The uncertainty princple roughly says, in a heuristic way, that if a function $f$ is supported on a rectangle $T$, then its Fourier transform $\hat{f}$ is 'essentially supported' on the dual rectangle $T^*$. So, what does that mean? How to express it rigorously?

Answer 1

Not sure exactly what that's supposed to mean -- e.g., consider $y(t)=A\sin(2\pi\,\nu_0\,t), -\infty\leq t\leq\infty$ for a pure sine-wave tone (of amplitude $A$ and frequency $\nu_0$) as a function of time $t$. In the conjugate frequency-amplitude space that waveform's represented as the $\delta$-function $y=A\,\delta(\nu-\nu_0)$.

So you'd be saying that if the "rectangle" is the entire $-\infty\leq t\leq\infty$ axis, then the "dual rectangle" is a $\delta$ function? But if the waveform had two frequencies, $\nu_0$ and $\nu_1$, you'd now have two $\delta$ functions but the same $-\infty\leq t\leq\infty$. So that doesn't seem entirely sensible.

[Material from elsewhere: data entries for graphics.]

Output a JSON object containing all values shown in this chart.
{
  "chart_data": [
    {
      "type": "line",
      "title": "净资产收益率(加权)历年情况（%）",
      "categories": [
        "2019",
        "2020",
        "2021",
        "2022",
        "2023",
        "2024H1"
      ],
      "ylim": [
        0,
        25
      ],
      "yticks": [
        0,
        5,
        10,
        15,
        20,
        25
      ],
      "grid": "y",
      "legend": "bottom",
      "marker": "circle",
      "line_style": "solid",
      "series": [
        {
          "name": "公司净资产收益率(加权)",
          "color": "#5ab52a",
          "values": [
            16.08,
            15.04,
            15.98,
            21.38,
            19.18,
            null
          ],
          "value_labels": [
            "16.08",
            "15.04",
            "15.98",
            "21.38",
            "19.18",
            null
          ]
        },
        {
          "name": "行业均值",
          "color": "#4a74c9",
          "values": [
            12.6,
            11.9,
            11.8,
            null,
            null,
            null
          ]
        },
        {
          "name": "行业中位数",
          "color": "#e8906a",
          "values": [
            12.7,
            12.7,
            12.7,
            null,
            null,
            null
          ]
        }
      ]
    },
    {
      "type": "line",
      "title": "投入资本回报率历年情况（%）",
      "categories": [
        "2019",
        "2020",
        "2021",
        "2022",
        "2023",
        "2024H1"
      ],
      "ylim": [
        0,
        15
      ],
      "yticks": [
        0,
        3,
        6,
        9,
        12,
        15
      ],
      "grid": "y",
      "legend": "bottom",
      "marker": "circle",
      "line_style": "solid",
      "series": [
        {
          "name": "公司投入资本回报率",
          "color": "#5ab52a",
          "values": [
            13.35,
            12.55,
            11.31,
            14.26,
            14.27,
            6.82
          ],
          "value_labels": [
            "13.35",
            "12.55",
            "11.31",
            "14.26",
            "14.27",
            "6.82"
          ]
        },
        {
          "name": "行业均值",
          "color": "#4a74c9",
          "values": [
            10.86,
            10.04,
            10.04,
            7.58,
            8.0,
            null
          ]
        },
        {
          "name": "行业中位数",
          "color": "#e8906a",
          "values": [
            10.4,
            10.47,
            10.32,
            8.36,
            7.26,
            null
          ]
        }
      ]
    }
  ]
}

Conversely, suppose you had a finite square-wave sound $y(t)=A,\ -t_0\leq t\leq t_0$ (and $y(t)=0$ for all other $t$). Then that requires all frequencies $-\infty\leq\nu\leq\infty$ of various and sundry amplitudes, regardless of the width $2t_0$ of the square-wave, just to cancel out all sound $y(t)=0,\ t<-t_0,\ t>t_0$. So describing that kind of situation as a "rectangle" and "dual rectangle" doesn't seem sensible, either.

Where'd you get that "rectangle" and "dual rectangle" from? Maybe the source formulates that idea a little more precisely?